Marc Schwalbach, von Karman Institute for Fluid Dynamics/TU Kaiserslautern
CAD-Based Adjoint Multidisciplinary Optimization Framework for Turbomachinery Design
Most adjoint-based optimization frameworks for turbomachinery only consider aerodynamic performance and constraints, leading to designs that need to pass through revisions by structural requirements. Only in recent years, adjoint optimization frameworks have been extended to include structural constraints.
In this work, a CAD-based parametrization is used for defining the shape freedom, from which the fluid and solid grids are generated.

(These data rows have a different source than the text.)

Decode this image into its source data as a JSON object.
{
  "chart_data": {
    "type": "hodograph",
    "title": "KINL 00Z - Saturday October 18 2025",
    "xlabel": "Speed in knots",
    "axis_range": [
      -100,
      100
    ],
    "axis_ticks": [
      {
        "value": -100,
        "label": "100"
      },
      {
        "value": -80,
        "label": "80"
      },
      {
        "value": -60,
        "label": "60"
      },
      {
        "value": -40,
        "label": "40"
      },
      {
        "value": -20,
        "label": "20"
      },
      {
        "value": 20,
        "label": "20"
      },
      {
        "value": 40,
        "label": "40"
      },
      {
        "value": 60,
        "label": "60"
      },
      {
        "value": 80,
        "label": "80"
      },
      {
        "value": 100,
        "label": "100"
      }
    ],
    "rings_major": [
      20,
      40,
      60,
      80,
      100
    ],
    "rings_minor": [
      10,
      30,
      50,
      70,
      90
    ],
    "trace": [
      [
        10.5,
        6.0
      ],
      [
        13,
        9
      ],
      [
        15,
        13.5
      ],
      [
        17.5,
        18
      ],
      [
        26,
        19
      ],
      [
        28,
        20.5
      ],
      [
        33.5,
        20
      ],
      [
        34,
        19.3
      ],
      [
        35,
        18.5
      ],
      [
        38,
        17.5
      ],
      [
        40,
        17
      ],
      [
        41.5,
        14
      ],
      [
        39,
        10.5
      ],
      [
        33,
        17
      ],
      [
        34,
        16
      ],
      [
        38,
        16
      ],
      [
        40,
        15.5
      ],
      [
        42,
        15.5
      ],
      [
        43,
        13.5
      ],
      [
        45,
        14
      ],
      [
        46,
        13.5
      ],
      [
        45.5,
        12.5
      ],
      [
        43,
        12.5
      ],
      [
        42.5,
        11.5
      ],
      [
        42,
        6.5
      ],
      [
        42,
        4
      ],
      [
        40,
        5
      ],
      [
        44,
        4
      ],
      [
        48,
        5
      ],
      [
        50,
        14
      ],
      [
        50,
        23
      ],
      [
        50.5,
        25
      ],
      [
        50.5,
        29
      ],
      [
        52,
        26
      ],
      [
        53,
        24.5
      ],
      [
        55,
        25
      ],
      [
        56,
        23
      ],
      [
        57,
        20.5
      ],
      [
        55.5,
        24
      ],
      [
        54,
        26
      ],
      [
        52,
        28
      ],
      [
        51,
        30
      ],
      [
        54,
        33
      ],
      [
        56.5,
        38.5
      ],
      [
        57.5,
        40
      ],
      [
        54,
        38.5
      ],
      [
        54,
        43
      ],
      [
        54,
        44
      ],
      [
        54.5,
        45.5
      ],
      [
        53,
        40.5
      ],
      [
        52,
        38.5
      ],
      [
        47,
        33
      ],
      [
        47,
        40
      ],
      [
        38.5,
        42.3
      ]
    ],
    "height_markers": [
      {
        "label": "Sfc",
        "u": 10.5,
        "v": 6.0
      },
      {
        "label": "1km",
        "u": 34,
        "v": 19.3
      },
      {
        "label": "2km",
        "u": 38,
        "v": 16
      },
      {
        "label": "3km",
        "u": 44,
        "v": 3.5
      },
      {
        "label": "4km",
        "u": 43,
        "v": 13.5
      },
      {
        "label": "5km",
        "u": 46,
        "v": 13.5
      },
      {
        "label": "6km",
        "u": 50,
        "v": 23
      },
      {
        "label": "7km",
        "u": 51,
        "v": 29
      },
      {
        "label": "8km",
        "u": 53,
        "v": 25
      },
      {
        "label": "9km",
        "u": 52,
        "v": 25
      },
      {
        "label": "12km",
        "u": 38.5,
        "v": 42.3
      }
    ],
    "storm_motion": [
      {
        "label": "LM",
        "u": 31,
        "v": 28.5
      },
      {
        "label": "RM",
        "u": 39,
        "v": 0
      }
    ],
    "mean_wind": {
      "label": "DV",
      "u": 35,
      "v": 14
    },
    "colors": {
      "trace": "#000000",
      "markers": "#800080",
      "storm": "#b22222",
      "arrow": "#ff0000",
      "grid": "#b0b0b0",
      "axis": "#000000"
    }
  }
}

The aerodynamic efficiency is computed using a Reynolds-Averaged Navier-Stokes solver based on the finite volume method. The maximum von Mises stress and eigenfrequencies are computed using a linear stress and vibration solver based on the finite element method. The CFD, stress, and vibration solvers each have adjoint capabilities, allowing an efficient evaluation of the gradients at a cost independent of the size of the design space. The fluid and structural domains are coupled with the CAD kernel to form a CAD-based adjoint multidisciplinary optimization framework (MDO).
In this presentation, the CAD-based adjoint MDO framework is introduced. In particular, the differentiation of the FEM solver, using the AD tool CoDiPack, is discussed. This includes the differentiation of both the linear stress solver for the maximum von Mises stress gradients, which results in one additional linear system solve, and the vibration solver for eigenvalue gradients, which results in one additional outer product per eigenvalue. Performance results for gradient calculations are presented, as well as aerodynamic shape optimizations of a radial turbine with both maximum von Mises stress and vibrational resonance-reducing constraints.